The U.S. House of Representatives voted by a margin of 304 to 117 on June 23, 2011, to reform U.S. patent laws by approving the America Invents Act (H.R. 1249). This vote follows approval in the U.S. Senate of very similar legislation (S. 23) on March 8, 2011.

The House and Senate now will begin a process of reviewing the two versions of the legislation, aiming to adopt a final bill that the President can sign into law. On August 2, 2011, Senate Majority Leader Harry M. Reid filed cloture on the motion to proceed to H.R. 1249. The cloture vote, which would end debate in the Senate, is scheduled for September 6, 2011. If the cloture vote passes, the Senate would then vote on adopting H.R. 1249, in lieu of S. 23. If the Senate approves the House version of the legislation, the President would have the opportunity to sign the legislation. The President has previously indicated his support for patent law reform, and we expect he will sign this legislation if and when it is presented to him.

Prior to the final vote on the bill, the House had approved a manager’s amendment offered by Rep. Lamar Smith by a vote of 283 to 140. The manager’s amendment changed the language of the bill that had been previously reported out of the Judiciary Committee in several ways. The most significant change related to the establishment of a patent and trademark fee reserve fund overseen by the Congressional Appropriations Committee. Original H.R. 1249, like S. 23, gave the Director of the USPTO authority to use the fund without fiscal year limitations and implied this authority was without other limitations, such as approval by Congress. The amendment also addressed other sections of the legislation, including expanding prior user rights, synchronizing the timing requirements for post-grant review and inter partes review with S. 23, authorizing certain USPTO fee increases, authorizing the USPTO’s Track I prioritized examination, limiting the fraud exception to supplemental examination to circumstances where the USPTO Director becomes aware of the fraud, and limiting enforcement of DNA diagnostic patents when a patient needs a second opinion. The House also approved an amendment proposed by Rep. John Conyers, Jr. maintaining the 60-day deadline period to apply for patent term extension.
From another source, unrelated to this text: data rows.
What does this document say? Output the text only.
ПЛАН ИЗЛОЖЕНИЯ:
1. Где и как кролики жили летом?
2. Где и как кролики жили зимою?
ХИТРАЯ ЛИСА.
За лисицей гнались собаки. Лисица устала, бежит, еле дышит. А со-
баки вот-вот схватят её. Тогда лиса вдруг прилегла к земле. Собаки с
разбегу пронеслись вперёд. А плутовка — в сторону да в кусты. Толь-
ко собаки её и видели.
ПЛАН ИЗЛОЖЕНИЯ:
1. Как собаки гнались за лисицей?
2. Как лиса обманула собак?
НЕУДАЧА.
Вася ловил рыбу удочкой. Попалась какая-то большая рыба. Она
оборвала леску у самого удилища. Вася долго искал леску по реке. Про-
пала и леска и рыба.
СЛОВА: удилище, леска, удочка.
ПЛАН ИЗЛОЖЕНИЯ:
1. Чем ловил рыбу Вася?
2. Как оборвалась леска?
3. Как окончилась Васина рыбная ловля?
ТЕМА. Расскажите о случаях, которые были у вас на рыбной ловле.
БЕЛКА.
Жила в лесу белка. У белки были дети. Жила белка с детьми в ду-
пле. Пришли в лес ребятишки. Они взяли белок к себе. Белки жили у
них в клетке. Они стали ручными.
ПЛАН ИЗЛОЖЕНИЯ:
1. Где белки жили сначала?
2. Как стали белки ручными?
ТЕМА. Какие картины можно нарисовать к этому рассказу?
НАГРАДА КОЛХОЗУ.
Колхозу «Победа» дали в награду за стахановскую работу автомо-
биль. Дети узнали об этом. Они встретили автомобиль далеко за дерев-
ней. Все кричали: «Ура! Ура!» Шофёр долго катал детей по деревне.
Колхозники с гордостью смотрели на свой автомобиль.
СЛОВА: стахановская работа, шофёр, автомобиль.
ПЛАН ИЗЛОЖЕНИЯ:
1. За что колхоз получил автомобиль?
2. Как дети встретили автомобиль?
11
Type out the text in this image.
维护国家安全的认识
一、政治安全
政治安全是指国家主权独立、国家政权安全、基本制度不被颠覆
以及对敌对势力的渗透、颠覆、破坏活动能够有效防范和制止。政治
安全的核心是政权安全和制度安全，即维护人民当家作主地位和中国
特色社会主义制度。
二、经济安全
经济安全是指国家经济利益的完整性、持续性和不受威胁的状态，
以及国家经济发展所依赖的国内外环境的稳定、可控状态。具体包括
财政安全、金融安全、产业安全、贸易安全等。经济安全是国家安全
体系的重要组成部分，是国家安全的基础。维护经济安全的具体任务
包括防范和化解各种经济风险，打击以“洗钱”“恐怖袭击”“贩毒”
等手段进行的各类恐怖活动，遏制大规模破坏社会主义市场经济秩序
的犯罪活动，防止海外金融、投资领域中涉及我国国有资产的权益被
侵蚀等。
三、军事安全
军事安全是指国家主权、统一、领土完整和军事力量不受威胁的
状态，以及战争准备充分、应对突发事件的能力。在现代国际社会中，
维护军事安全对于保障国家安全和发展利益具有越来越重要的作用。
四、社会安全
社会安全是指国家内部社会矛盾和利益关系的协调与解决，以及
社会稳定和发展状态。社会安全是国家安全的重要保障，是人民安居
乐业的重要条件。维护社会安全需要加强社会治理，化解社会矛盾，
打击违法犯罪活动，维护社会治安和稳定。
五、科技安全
Both versions of the legislation passed by the House and Senate make significant changes to the U.S. patent system, most notably including conversion to a first-inventor-to-file system, introduction of enhanced post-grant review procedures conducted in the USPTO, and redefinition of the parameters of USPTO funding. The bill also addresses preissuance submissions by third parties; USPTO fee-setting authority; supplemental examination, which appears relevant to the issue of inequitable conduct; amendment of the reissue statute, which also appears relevant to the issue of inequitable conduct; micro entity fees; tax strategy patents; elimination of the best mode defense (although the best mode requirement remains in Section 112); special post-grant review for business method patents; USPTO satellite offices; creation of a USPTO ombudsman; residency for Federal Circuit judges; and USPTO authority to prioritize examination of inventions.